No cabe duda de que el Ultraísmo promovió ese «hacer pinitos» de la literatura de la época y no tuvo reparos en protagonizar más de un escándalo. La gimnasia poética, el desentumecimiento lírico que el Ultraísmo propició con sus atrevimientos, experimentos y extravagancias formales y con su remozamiento de los temas poéticos habituales hasta el momento abrió camino a una nueva lírica. Cansinos lo vio claro cuando en sus «Instrucciones para leer a los poetas ultraístas» abordaba el rasgo distintivo de la «oscuridad» en la nueva poesía y cómo poder afrontarla (Cansinos-Assens 1920:1-2); en similar sentido reaccionaría Guillermo de Torre ante las acusaciones de oscuridad hechas a la vanguardia poética ultraísta cuando declaraba: «como ha sostenido Lautréamont en el interesante prefacio de sus poesías, “no hay nada incomprensible”» (Torre 1921a: 59).
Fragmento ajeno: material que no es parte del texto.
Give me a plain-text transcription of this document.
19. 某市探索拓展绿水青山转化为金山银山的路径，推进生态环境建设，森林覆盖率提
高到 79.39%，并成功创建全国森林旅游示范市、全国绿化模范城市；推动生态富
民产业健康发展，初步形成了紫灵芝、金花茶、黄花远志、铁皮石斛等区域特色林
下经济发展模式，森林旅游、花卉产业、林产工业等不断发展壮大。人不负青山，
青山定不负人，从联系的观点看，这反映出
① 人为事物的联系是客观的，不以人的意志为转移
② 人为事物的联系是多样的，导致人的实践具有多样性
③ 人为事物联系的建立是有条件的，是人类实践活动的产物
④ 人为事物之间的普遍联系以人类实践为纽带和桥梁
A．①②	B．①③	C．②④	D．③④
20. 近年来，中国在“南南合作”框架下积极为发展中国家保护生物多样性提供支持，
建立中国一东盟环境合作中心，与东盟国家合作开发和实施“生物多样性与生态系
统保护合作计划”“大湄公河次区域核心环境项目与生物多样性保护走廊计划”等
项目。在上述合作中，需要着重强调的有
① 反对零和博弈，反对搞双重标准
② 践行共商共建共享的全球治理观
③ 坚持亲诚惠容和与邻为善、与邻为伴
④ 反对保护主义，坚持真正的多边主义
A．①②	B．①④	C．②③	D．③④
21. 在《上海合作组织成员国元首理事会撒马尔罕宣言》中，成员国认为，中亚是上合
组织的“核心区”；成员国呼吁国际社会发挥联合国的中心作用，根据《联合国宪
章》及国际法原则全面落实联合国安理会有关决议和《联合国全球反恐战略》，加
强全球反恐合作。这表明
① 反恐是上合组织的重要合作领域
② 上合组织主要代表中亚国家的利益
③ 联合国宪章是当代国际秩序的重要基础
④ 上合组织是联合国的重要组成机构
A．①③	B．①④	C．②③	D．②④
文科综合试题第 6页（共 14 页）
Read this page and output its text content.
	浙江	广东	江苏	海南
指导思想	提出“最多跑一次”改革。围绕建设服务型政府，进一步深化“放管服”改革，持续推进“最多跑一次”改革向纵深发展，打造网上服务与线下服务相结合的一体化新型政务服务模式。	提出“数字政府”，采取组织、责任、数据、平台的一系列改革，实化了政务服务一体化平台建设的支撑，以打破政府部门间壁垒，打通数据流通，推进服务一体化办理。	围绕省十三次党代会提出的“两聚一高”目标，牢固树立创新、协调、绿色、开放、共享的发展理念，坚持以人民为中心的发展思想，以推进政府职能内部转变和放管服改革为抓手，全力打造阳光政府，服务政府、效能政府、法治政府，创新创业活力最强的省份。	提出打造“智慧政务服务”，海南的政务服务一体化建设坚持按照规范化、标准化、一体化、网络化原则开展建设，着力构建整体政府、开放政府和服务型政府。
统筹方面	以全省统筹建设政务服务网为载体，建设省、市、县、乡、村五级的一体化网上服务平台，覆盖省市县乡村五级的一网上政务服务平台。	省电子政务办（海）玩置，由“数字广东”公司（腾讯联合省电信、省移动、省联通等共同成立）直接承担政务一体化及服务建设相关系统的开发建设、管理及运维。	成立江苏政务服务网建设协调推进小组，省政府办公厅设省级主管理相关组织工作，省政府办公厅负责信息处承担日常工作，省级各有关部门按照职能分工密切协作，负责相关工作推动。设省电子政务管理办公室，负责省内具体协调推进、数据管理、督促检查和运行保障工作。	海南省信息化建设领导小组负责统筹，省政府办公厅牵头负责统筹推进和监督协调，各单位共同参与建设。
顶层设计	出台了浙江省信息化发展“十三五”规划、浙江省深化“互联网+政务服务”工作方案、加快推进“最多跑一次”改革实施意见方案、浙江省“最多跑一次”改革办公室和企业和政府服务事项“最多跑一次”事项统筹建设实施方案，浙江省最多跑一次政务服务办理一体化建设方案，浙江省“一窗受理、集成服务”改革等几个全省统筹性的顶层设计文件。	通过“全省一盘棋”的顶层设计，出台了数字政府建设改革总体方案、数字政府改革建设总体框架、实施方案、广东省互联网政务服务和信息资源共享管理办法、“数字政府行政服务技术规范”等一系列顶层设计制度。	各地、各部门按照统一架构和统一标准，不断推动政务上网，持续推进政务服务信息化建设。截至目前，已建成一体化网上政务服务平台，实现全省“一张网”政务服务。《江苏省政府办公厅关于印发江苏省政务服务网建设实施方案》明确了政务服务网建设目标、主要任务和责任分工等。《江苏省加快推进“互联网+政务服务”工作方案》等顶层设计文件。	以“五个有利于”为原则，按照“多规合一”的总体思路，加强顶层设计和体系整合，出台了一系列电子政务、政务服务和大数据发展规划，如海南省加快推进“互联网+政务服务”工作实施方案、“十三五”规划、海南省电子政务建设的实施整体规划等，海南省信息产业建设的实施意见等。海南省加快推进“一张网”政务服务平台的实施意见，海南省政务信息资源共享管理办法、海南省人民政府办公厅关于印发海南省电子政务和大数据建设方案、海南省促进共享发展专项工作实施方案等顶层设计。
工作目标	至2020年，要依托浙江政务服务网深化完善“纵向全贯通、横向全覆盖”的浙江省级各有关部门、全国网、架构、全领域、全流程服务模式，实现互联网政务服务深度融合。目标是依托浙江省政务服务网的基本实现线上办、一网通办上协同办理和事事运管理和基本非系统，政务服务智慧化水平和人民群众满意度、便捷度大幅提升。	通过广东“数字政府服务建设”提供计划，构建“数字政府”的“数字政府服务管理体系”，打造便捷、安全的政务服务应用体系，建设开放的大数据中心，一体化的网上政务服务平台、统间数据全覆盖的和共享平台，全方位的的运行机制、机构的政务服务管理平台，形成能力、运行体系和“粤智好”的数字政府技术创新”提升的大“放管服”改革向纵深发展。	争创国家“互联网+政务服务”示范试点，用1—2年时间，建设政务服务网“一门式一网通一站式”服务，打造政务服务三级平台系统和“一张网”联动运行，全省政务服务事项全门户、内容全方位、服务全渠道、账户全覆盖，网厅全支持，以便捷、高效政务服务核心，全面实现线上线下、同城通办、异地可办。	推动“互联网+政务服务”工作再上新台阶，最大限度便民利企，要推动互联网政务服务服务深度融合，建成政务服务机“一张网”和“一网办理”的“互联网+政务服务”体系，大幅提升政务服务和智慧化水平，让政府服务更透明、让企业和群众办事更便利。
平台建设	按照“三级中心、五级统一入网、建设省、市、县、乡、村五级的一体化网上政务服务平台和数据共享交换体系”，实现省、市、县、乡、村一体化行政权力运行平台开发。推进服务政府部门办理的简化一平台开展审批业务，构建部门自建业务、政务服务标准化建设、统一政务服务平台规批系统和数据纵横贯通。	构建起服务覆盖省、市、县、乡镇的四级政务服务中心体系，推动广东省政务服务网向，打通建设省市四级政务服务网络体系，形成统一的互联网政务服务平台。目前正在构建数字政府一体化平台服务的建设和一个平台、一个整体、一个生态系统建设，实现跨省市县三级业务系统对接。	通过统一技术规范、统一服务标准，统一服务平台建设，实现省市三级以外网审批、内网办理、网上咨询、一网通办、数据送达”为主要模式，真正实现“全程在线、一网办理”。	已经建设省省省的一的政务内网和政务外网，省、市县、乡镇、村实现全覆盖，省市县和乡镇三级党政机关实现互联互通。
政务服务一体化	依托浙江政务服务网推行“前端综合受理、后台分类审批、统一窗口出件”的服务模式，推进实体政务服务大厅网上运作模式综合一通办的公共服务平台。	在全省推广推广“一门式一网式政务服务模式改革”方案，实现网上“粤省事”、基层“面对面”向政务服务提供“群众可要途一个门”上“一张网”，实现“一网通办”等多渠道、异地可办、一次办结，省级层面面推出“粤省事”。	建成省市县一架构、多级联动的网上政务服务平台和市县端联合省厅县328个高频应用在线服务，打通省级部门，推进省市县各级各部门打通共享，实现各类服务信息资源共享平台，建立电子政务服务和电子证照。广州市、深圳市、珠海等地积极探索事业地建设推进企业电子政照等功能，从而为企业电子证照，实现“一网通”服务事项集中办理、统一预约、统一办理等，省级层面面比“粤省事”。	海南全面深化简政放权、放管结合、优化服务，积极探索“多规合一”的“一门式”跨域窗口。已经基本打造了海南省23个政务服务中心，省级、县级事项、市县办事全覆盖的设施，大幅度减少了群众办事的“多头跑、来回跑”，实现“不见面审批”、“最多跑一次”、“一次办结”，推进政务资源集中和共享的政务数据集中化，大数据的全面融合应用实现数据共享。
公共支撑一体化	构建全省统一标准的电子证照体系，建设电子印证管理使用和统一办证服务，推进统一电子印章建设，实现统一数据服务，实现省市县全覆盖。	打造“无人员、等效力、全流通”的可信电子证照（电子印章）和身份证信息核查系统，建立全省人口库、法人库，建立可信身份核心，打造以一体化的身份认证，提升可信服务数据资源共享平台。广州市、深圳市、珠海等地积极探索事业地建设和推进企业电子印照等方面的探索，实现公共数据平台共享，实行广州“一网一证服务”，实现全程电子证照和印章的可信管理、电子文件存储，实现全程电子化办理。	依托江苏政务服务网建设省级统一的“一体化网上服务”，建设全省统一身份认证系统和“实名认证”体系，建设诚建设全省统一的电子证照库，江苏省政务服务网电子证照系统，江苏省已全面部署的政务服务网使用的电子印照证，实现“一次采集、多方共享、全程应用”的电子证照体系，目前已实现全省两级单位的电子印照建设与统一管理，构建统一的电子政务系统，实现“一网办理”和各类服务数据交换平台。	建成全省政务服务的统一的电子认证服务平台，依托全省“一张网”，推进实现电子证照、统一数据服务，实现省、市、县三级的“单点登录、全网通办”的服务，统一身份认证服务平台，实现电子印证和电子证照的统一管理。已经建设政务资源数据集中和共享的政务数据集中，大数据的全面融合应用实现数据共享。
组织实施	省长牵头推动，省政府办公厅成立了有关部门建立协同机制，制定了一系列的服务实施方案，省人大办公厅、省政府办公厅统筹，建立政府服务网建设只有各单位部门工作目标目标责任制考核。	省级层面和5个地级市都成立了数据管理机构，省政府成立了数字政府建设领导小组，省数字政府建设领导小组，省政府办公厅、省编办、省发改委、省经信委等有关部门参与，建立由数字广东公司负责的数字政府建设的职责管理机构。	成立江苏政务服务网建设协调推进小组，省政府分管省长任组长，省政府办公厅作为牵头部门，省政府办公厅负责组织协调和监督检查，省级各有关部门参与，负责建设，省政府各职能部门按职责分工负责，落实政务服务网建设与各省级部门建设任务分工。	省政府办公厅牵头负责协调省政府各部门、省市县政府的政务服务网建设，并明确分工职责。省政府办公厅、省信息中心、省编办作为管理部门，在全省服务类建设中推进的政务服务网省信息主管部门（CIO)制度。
Tal y como evidencia el testimonio maduro de Rosa Chacel, el Ultraísmo y los ultraístas tuvieron que sobrevivir en una diáspora de teorías estéticas de vanguardia nada baladíes, supervivencia no exenta de confrontaciones y contradicciones, pero ello no impidió que, ya en su sazón (a mediados de 1920) y trasladado su órgano de expresión fundamental a Madrid (la revista Grecia), afrontaran una descarada y vertiginosa defensa pública del movimiento, que galvanizó definitivamente los ambientes artísticos de la capital. A ello contribuyeron, tras el llamativo cambio de cabecera de la revista Grecia en su segundo número (el XLIV) publicado en Madrid en junio de 1920 (con una cubierta ilustrada con «El Viaducto», xilograbado de Nora Borges), entre otras cosas, la publicación de artículos reivindicativos esenciales del movimiento, la radicalización de las posturas, sin hacerle ascos a la típica iconoclastia vanguardista —que Ortega diagnosticaría como rasgo distintivo del arte de vanguardia deshumanizado (Ortega y Gasset 1981: 43)—, o la sonada ruptura con Huidobro, a quien, pese al progresivo apagamiento de Cansinos en favor del joven De Torre, habían sido fieles hasta ese momento.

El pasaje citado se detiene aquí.